My classification model is giving me different predictions for the same word when it's alone and when its in a dataframe

i trained a classification model on skills using BERT.
the model gives different results when it predicts on a single skill vs a data frame of skills.
this is the code i use for inference on single words:

def predict_skill(skill: str):
    encoded_dict = tokenizer.encode_plus(
                        skill,                     
                        add_special_tokens = True,
                        max_length = 32,          
                        pad_to_max_length = True,
                        return_attention_mask = True,  
                        return_tensors = 'pt')
    
    skill_input_ids = encoded_dict['input_ids']
    skill_attention_masks = encoded_dict['attention_mask']
    skill_pred = model(skill_input_ids, skill_attention_masks)['logits'].cpu().detach().numpy()
    skill_pred_label = np.argmax(skill_pred, axis=1)
    
    return CategoriesD[skill_pred_label[0]]

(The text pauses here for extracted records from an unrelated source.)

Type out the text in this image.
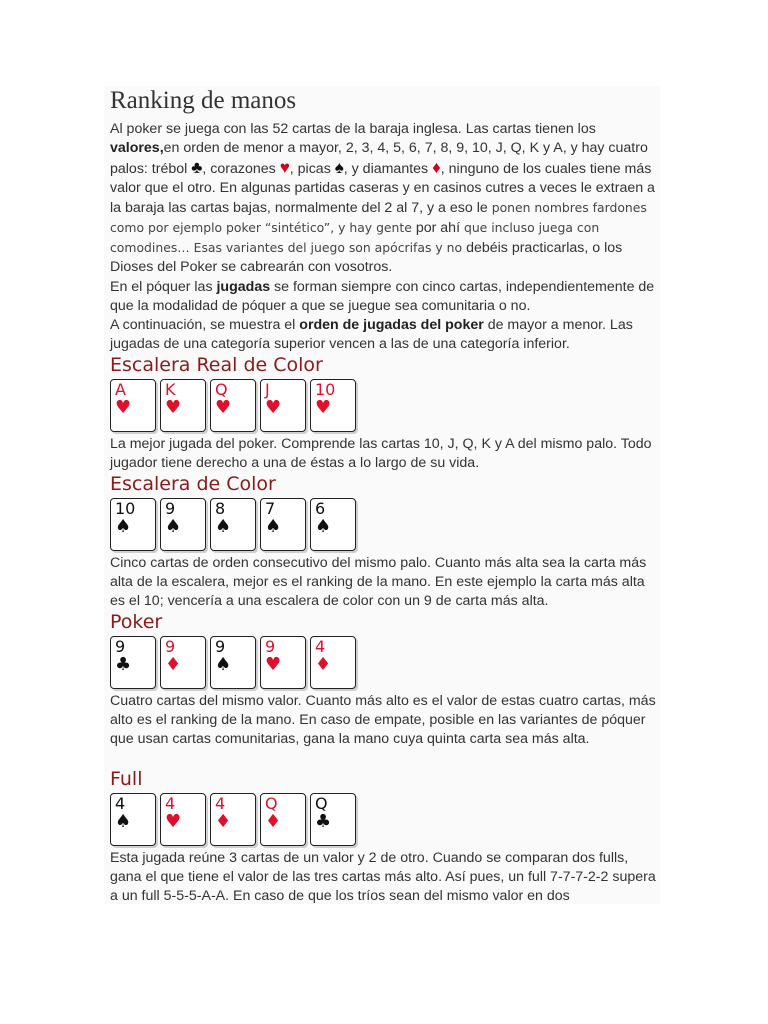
Ranking de manos

Al poker se juega con las 52 cartas de la baraja inglesa. Las cartas tienen los valores,en orden de menor a mayor, 2, 3, 4, 5, 6, 7, 8, 9, 10, J, Q, K y A, y hay cuatro palos: trébol ♣, corazones ♥, picas ♠, y diamantes ♦, ninguno de los cuales tiene más valor que el otro. En algunas partidas caseras y en casinos cutres a veces le extraen a la baraja las cartas bajas, normalmente del 2 al 7, y a eso le ponen nombres fardones como por ejemplo poker “sintético”, y hay gente por ahí que incluso juega con comodines… Esas variantes del juego son apócrifas y no debéis practicarlas, o los Dioses del Poker se cabrearán con vosotros.

En el póquer las jugadas se forman siempre con cinco cartas, independientemente de que la modalidad de póquer a que se juegue sea comunitaria o no.

A continuación, se muestra el orden de jugadas del poker de mayor a menor. Las jugadas de una categoría superior vencen a las de una categoría inferior.

Escalera Real de Color
A
♥
K
♥
Q
♥
J
♥
10
♥

La mejor jugada del poker. Comprende las cartas 10, J, Q, K y A del mismo palo. Todo jugador tiene derecho a una de éstas a lo largo de su vida.

Escalera de Color
10
♠
9
♠
8
♠
7
♠
6
♠

Cinco cartas de orden consecutivo del mismo palo. Cuanto más alta sea la carta más alta de la escalera, mejor es el ranking de la mano. En este ejemplo la carta más alta es el 10; vencería a una escalera de color con un 9 de carta más alta.

Poker
9
♣
9
♦
9
♠
9
♥
4
♦

Cuatro cartas del mismo valor. Cuanto más alto es el valor de estas cuatro cartas, más alto es el ranking de la mano. En caso de empate, posible en las variantes de póquer que usan cartas comunitarias, gana la mano cuya quinta carta sea más alta.

Full
4
♠
4
♥
4
♦
Q
♦
Q
♣

Esta jugada reúne 3 cartas de un valor y 2 de otro. Cuando se comparan dos fulls, gana el que tiene el valor de las tres cartas más alto. Así pues, un full 7-7-7-2-2 supera a un full 5-5-5-A-A. En caso de que los tríos sean del mismo valor en dos
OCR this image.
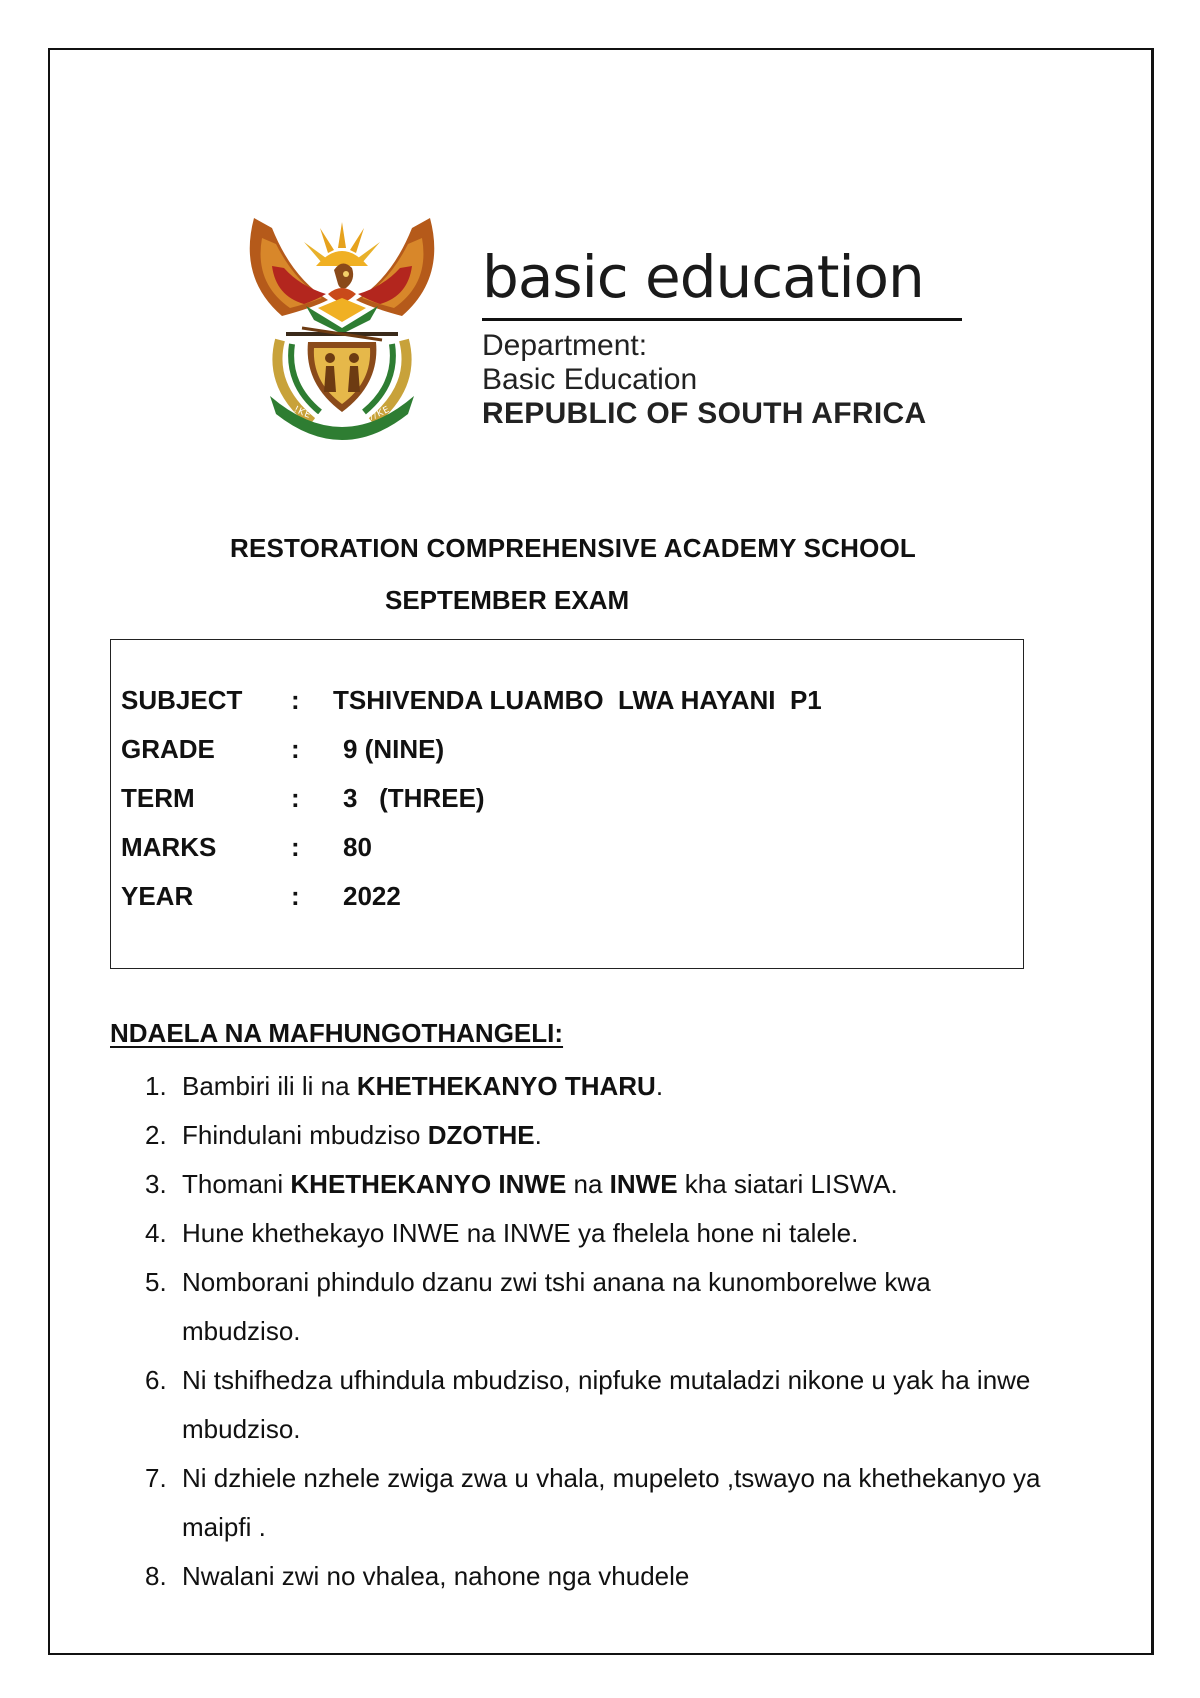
!KE E: /XARRA //KE
basic education
Department:
Basic Education
REPUBLIC OF SOUTH AFRICA
RESTORATION COMPREHENSIVE ACADEMY SCHOOL
SEPTEMBER EXAM
SUBJECT : TSHIVENDA LUAMBO  LWA HAYANI  P1
GRADE	: 9 (NINE)
TERM	: 3   (THREE)
MARKS	: 80
YEAR	: 2022
NDAELA NA MAFHUNGOTHANGELI:
1. Bambiri ili li na KHETHEKANYO THARU.
2. Fhindulani mbudziso DZOTHE.
3. Thomani KHETHEKANYO INWE na INWE kha siatari LISWA.
4. Hune khethekayo INWE na INWE ya fhelela hone ni talele.
5. Nomborani phindulo dzanu zwi tshi anana na kunomborelwe kwa
mbudziso.
6. Ni tshifhedza ufhindula mbudziso, nipfuke mutaladzi nikone u yak ha inwe
mbudziso.
7. Ni dzhiele nzhele zwiga zwa u vhala, mupeleto ,tswayo na khethekanyo ya
maipfi .
8. Nwalani zwi no vhalea, nahone nga vhudele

Ps: CategoriesD is the skills categories dictionnay.

and this is the code i use when predicting on a dataframe of skills:

test_preds = []

for input_ids, attention_masks in test_dataloader:
    input_ids = input_ids.to(device)
    attention_masks = attention_masks.to(device)  

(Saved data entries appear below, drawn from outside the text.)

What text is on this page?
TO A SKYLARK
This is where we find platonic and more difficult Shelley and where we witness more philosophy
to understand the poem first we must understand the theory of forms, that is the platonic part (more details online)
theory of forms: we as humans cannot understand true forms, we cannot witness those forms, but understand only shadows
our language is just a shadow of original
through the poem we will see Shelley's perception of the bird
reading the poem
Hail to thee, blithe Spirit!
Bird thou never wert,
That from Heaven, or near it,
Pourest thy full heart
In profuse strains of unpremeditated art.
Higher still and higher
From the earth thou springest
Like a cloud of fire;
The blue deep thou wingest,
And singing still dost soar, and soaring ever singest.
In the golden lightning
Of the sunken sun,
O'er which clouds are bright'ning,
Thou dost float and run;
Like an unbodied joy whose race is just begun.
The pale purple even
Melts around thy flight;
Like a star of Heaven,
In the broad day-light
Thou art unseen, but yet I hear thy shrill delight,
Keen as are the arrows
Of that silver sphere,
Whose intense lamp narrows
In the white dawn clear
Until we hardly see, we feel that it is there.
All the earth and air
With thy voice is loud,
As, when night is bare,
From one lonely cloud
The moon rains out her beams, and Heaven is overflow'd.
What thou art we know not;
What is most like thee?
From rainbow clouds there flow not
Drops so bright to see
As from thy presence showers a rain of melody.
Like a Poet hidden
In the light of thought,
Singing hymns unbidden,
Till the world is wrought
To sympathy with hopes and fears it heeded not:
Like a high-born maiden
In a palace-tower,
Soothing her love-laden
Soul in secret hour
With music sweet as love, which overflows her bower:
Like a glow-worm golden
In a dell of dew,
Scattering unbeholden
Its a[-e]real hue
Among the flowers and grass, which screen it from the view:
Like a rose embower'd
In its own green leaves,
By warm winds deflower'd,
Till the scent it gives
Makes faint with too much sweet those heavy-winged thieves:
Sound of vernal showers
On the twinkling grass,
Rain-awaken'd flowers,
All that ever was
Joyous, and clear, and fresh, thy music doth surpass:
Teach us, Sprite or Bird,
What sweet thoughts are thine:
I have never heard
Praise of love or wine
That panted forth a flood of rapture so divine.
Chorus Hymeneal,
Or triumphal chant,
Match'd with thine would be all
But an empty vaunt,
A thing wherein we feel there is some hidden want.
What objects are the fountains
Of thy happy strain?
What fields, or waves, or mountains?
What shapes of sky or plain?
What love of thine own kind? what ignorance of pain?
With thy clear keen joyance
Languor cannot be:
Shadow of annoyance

    # get the predicted labels for the test data
    test_logits = model(input_ids, attention_masks)['logits'].cpu().detach().numpy()
        
    test_preds.append(np.argmax(test_logits, axis=1).flatten())
    
test_preds = np.concatenate(test_preds, axis = 0)

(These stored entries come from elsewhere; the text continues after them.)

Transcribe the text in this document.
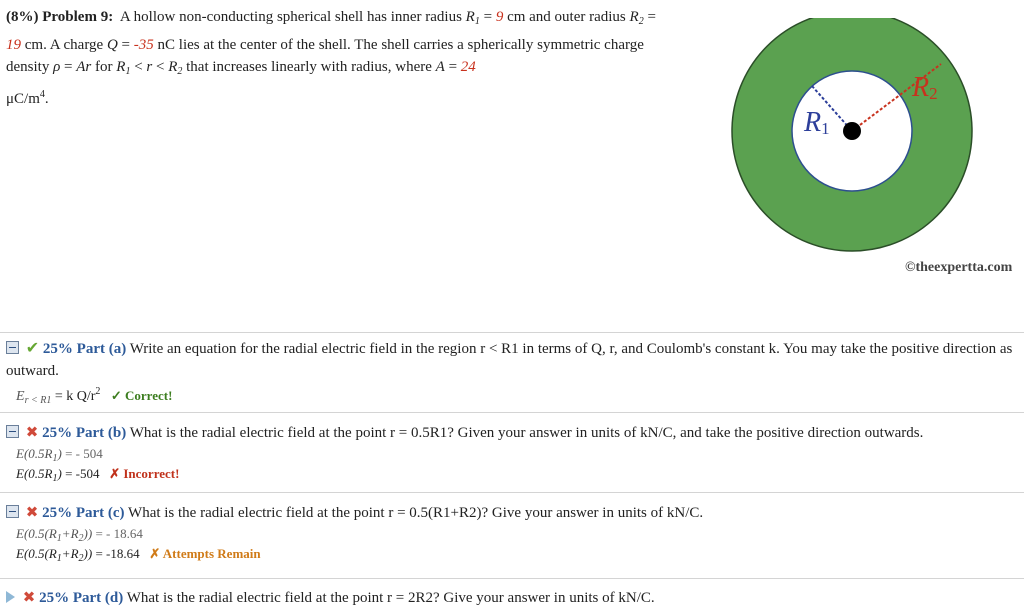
(8%) Problem 9: A hollow non-conducting spherical shell has inner radius $R_1 = 9$ cm and outer radius $R_2 = 19$ cm. A charge Q = -35 nC lies at the center of the shell. The shell carries a spherically symmetric charge density ρ = Ar for $R_1 < r < R_2$ that increases linearly with radius, where A = 24
$\mu C/m^4$.
R1
R2
©theexpertta.com
✔ 25% Part (a) Write an equation for the radial electric field in the region r < R1 in terms of Q, r, and Coulomb's constant k. You may take the positive direction as outward.
$E_{r < R1} = k$ $Q/r^2$ ✓ Correct!
✖ 25% Part (b) What is the radial electric field at the point r = 0.5R1? Given your answer in units of kN/C, and take the positive direction outwards.
$E(0.5R_1)$ = - 504
$E(0.5R_1) = -504$ ✗ Incorrect!
✖ 25% Part (c) What is the radial electric field at the point r = 0.5(R1+R2)? Give your answer in units of kN/C.
$E(0.5(R_1+R_2))$ = - 18.64
$E(0.5(R_1+R_2)) = -18.64$ ✗ Attempts Remain
✖ 25% Part (d) What is the radial electric field at the point r = 2R2? Give your answer in units of kN/C.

I am using the same parameters and the same tokenizer also, it gives the same words different categories based on wether they are fed to the model in a dataframe or as single words, and i can’t figure out why!
PS: it gives better classification when it’s single skills!

Is your model using layers which use some batch stats such as batchnorm layers and if so, did you call model.eval() before comparing the outputs?
If that’s the case, could you compare the output of a single sample vs. a batch using the same repeated sample?

thatks for the reply @ptrblck, initially I was using model.eval() and they were different predictions so i did a comparison without using model.eval() and i used the same code, the only difference is the batch in a dataloader and the samples are just text!